Hacker News new | ask | show | jobs
by scarface_74 494 days ago
And him and his cofounder created a service that scrapes websites and uses AI for something or other…

https://www.goharvest.ai/

1 comments

We built Harvest to reduce the pain of gathering web data by clicking through websites to copy data into excel sheets, databases, and CRMs. Something millions of people do everyday.

We recognize it as an unrewarding, tedious, and time-consuming thing humans have had to do until the latest abilities of browser agents.

As we built and learnt more about the industry we started to understand the underlying problems. For 99% of web sites web scraping isn’t the problem, the lack of compensation is.

We think there’s actually a better way to do this. If there’s enough demand, we can facilitate a rev share between agent scrapers and websites. Scrapers will pay less than what they pay for proxies and websites get a new revenue stream.

These are our thoughts at least so far.
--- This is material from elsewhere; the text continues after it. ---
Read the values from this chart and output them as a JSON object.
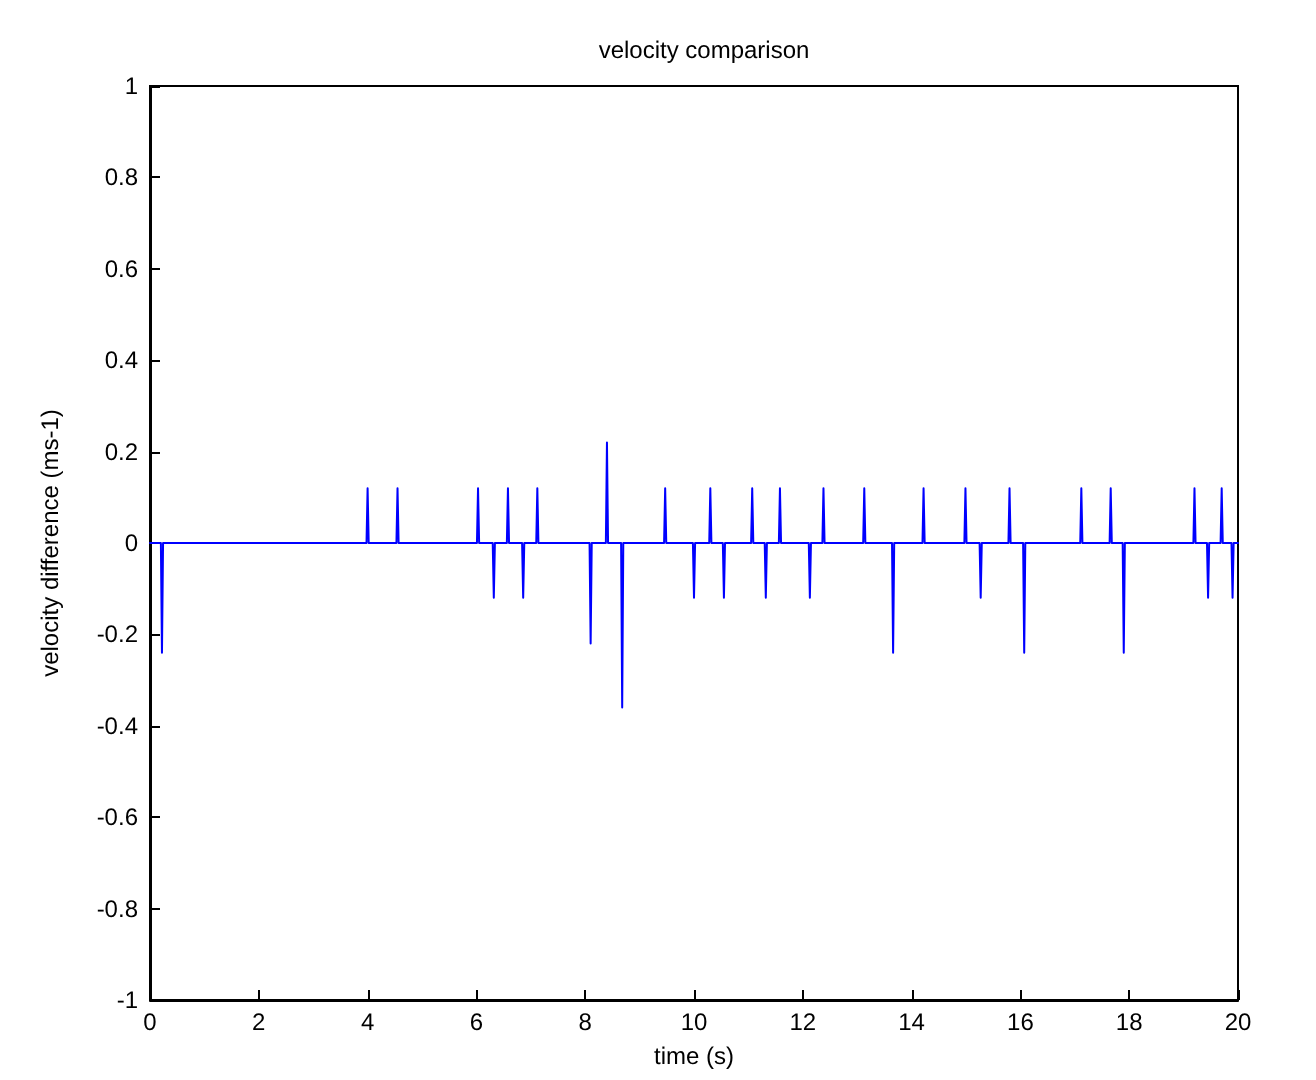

We aren’t ashamed of what we’ve built by any means in the way your comment implies lol. We want to see if we can benefit both parties in a win-win marketplace.

So what you are doing is scraping the data without asking permission and using AI so people won’t have to go to the original site.

How is what you’re doing any better than what you are complaining about?

1) Public websites don’t require any more permission than taking photos of a public storefront. We abide by privacy laws and make sure we don’t overload website servers.

2) We aren’t complaining. We’re curious how others view this topic and space because it’s a contentious topic. We recognize that we might be able to address the larger issue of lack of compensation for websites being scraped by facilitating a win-win marketplace (only loser is proxy providers).

So you really don’t care that “the rise of AI has put the free web at risk”, you care that it is putting your company at risk when you are doing the same thing and making the same argument that the companies training the models are doing?

Are you paying any content providers now?

Why didn’t you just admit that up front or at least disclose you have a business interest in being able to scrape others content for free?